Typhoon signal justified as threat of gales in Hong Kong was genuine

PUBLISHED : Monday, 07 August, 2017, 4:20pm
UPDATED : Monday, 07 August, 2017, 9:55pm

I refer to the letters by Peter A. Tanner (“Storm warning but no sign of bad weather”, July 26) and Peter Lok (“Observatory has tools but won’t use them”, July 30) on Tropical Storm Roke.

Mr Tanner questioned the necessity of issuing the No 8 signal.

Tropical Cyclone Roke approached Hong Kong from our east-southeast early on July 23. Sustained gale force winds were registered at stations in Shenzhen’s Dapeng Peninsula, oil rigs, weather buoys and ships along Roke’s path. Gusts of storm force or above were recorded 20km from Hong Kong shortly before Roke’s landfall over Sai Kung.

Before the pre-No 8 special announcement (7.20am), Roke was meandering slightly and heading towards either the south or the centre of Hong Kong. On this track, the gales observed in Dapeng Peninsula could have affected many parts of the territory. The threat of Roke bringing gales to Hong Kong was genuine and the No 8 signal was justified.

Subsequently, Roke turned more to the northwest prior to making landfall over Sai Kung and then moved quickly into inland areas of Shenzhen.

It weakened rapidly and the northerly winds in Hong Kong were not too strong due to the effect of the terrain. The absence of widespread high winds in Hong Kong was due to the last-minute change in Roke’s course. Forecasting such a sudden change in a tropical cyclone’s movement is still beyond present-day technologies.

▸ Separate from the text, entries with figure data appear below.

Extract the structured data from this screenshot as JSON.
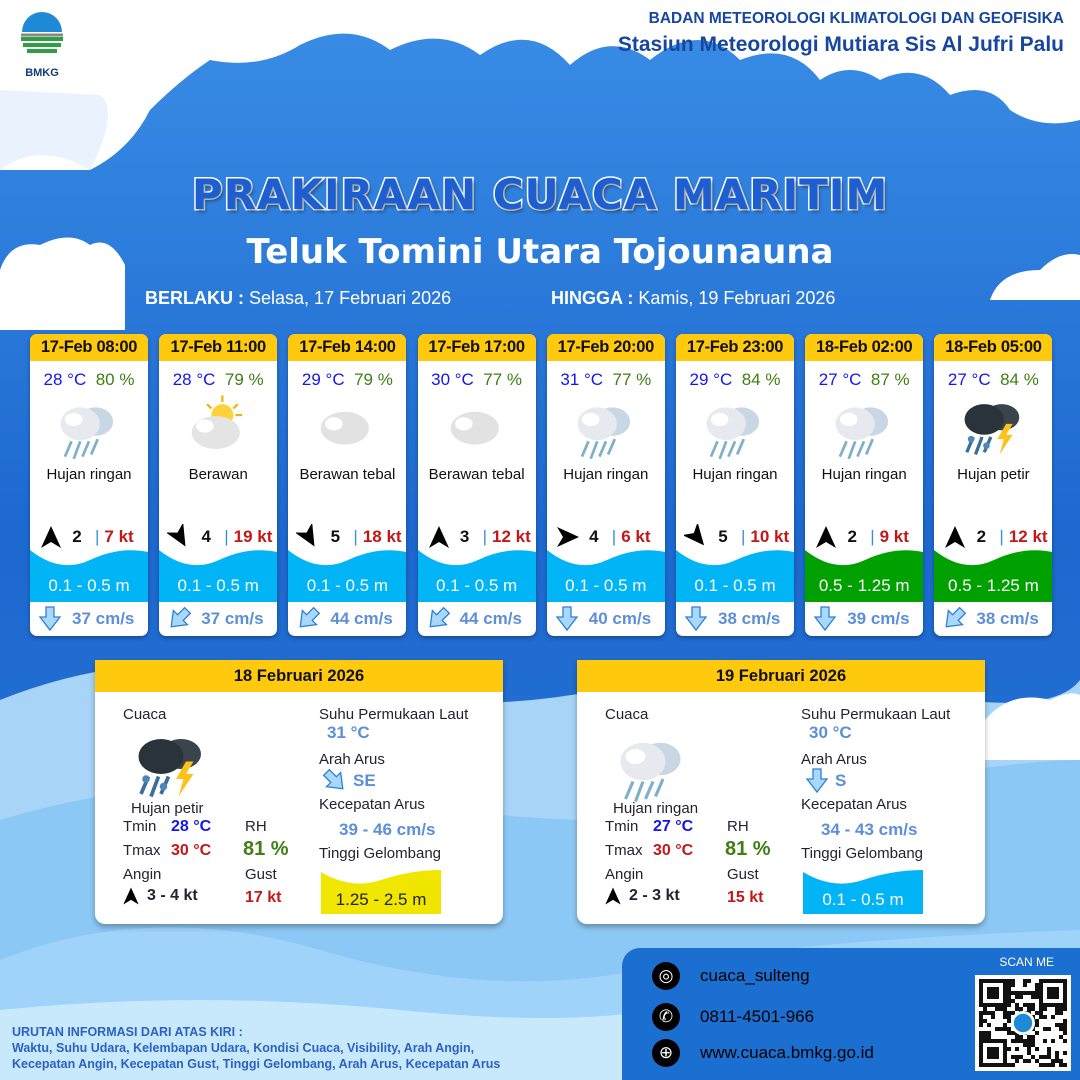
{
  "header": {
    "org": "BADAN METEOROLOGI KLIMATOLOGI DAN GEOFISIKA",
    "station": "Stasiun Meteorologi Mutiara Sis Al Jufri Palu",
    "logo_text": "BMKG"
  },
  "title": "PRAKIRAAN CUACA MARITIM",
  "subtitle": "Teluk Tomini Utara Tojounauna",
  "validity": {
    "from_label": "BERLAKU :",
    "from": "Selasa, 17 Februari 2026",
    "to_label": "HINGGA :",
    "to": "Kamis, 19 Februari 2026"
  },
  "colors": {
    "accent_yellow": "#ffc90e",
    "wave_low": "#00b4f5",
    "wave_moderate": "#00a000",
    "wave_high": "#f0e600"
  },
  "forecasts": [
    {
      "time": "17-Feb 08:00",
      "temp": "28 °C",
      "rh": "80 %",
      "icon": "light-rain",
      "condition": "Hujan ringan",
      "wind_arrow_deg": 180,
      "wind_speed": "2",
      "gust": "7 kt",
      "wave": "0.1 - 0.5 m",
      "wave_color": "#00b4f5",
      "current_dir": "S",
      "current": "37 cm/s"
    },
    {
      "time": "17-Feb 11:00",
      "temp": "28 °C",
      "rh": "79 %",
      "icon": "partly-cloudy",
      "condition": "Berawan",
      "wind_arrow_deg": -30,
      "wind_speed": "4",
      "gust": "19 kt",
      "wave": "0.1 - 0.5 m",
      "wave_color": "#00b4f5",
      "current_dir": "SW",
      "current": "37 cm/s"
    },
    {
      "time": "17-Feb 14:00",
      "temp": "29 °C",
      "rh": "79 %",
      "icon": "cloudy",
      "condition": "Berawan tebal",
      "wind_arrow_deg": -30,
      "wind_speed": "5",
      "gust": "18 kt",
      "wave": "0.1 - 0.5 m",
      "wave_color": "#00b4f5",
      "current_dir": "SW",
      "current": "44 cm/s"
    },
    {
      "time": "17-Feb 17:00",
      "temp": "30 °C",
      "rh": "77 %",
      "icon": "cloudy",
      "condition": "Berawan tebal",
      "wind_arrow_deg": 180,
      "wind_speed": "3",
      "gust": "12 kt",
      "wave": "0.1 - 0.5 m",
      "wave_color": "#00b4f5",
      "current_dir": "SW",
      "current": "44 cm/s"
    },
    {
      "time": "17-Feb 20:00",
      "temp": "31 °C",
      "rh": "77 %",
      "icon": "light-rain",
      "condition": "Hujan ringan",
      "wind_arrow_deg": -90,
      "wind_speed": "4",
      "gust": "6 kt",
      "wave": "0.1 - 0.5 m",
      "wave_color": "#00b4f5",
      "current_dir": "S",
      "current": "40 cm/s"
    },
    {
      "time": "17-Feb 23:00",
      "temp": "29 °C",
      "rh": "84 %",
      "icon": "light-rain",
      "condition": "Hujan ringan",
      "wind_arrow_deg": -40,
      "wind_speed": "5",
      "gust": "10 kt",
      "wave": "0.1 - 0.5 m",
      "wave_color": "#00b4f5",
      "current_dir": "S",
      "current": "38 cm/s"
    },
    {
      "time": "18-Feb 02:00",
      "temp": "27 °C",
      "rh": "87 %",
      "icon": "light-rain",
      "condition": "Hujan ringan",
      "wind_arrow_deg": 180,
      "wind_speed": "2",
      "gust": "9 kt",
      "wave": "0.5 - 1.25 m",
      "wave_color": "#00a000",
      "current_dir": "S",
      "current": "39 cm/s"
    },
    {
      "time": "18-Feb 05:00",
      "temp": "27 °C",
      "rh": "84 %",
      "icon": "thunderstorm",
      "condition": "Hujan petir",
      "wind_arrow_deg": 180,
      "wind_speed": "2",
      "gust": "12 kt",
      "wave": "0.5 - 1.25 m",
      "wave_color": "#00a000",
      "current_dir": "SW",
      "current": "38 cm/s"
    }
  ],
  "daily": [
    {
      "date": "18 Februari 2026",
      "cuaca_label": "Cuaca",
      "icon": "thunderstorm",
      "condition": "Hujan petir",
      "tmin_label": "Tmin",
      "tmin": "28 °C",
      "tmax_label": "Tmax",
      "tmax": "30 °C",
      "rh_label": "RH",
      "rh": "81 %",
      "angin_label": "Angin",
      "wind": "3  - 4 kt",
      "wind_arrow_deg": 180,
      "gust_label": "Gust",
      "gust": "17 kt",
      "sst_label": "Suhu Permukaan Laut",
      "sst": "31 °C",
      "arus_label": "Arah Arus",
      "arus": "SE",
      "kec_label": "Kecepatan Arus",
      "kec": "39 - 46 cm/s",
      "tg_label": "Tinggi Gelombang",
      "wave": "1.25 - 2.5 m",
      "wave_color": "#f0e600"
    },
    {
      "date": "19 Februari 2026",
      "cuaca_label": "Cuaca",
      "icon": "light-rain",
      "condition": "Hujan ringan",
      "tmin_label": "Tmin",
      "tmin": "27 °C",
      "tmax_label": "Tmax",
      "tmax": "30 °C",
      "rh_label": "RH",
      "rh": "81 %",
      "angin_label": "Angin",
      "wind": "2  - 3 kt",
      "wind_arrow_deg": 180,
      "gust_label": "Gust",
      "gust": "15 kt",
      "sst_label": "Suhu Permukaan Laut",
      "sst": "30 °C",
      "arus_label": "Arah Arus",
      "arus": "S",
      "kec_label": "Kecepatan Arus",
      "kec": "34 - 43 cm/s",
      "tg_label": "Tinggi Gelombang",
      "wave": "0.1 - 0.5 m",
      "wave_color": "#00b4f5"
    }
  ],
  "contact": {
    "instagram": "cuaca_sulteng",
    "phone": "0811-4501-966",
    "website": "www.cuaca.bmkg.go.id",
    "scan": "SCAN ME"
  },
  "legend": {
    "title": "URUTAN INFORMASI DARI ATAS KIRI :",
    "line1": "Waktu, Suhu Udara, Kelembapan Udara, Kondisi Cuaca, Visibility, Arah Angin,",
    "line2": "Kecepatan Angin, Kecepatan Gust, Tinggi Gelombang, Arah Arus, Kecepatan Arus"
  }
}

Mr Lok wrongly claimed that the Observatory did not use available technology for tropical cyclone warnings.

He asked why no reconnaissance flight was performed for Roke. The Observatory liaised with the Government Flying Services (GFS). A flight was not possible owing to other scheduled operations. Though we want to engage GFS flights for every typhoon, it is not always possible. There are various reasons, such as unavailability of aircraft and runway slots, air traffic conditions, and the weather.

Although GFS flight data was not available, we still received multiple sources of weather data, such as wind reports from Dapeng Peninsula. As I said, they indicated the existence of gale force winds near the centre of Roke.

Secondly, the Observatory did make use of Doppler weather radar data to independently corroborate the reports of gale force winds in Dapeng Peninsula.

The Observatory accords the highest priority to the safety of Hong Kong people and safeguards the public through science. We will strive to seek further improvements.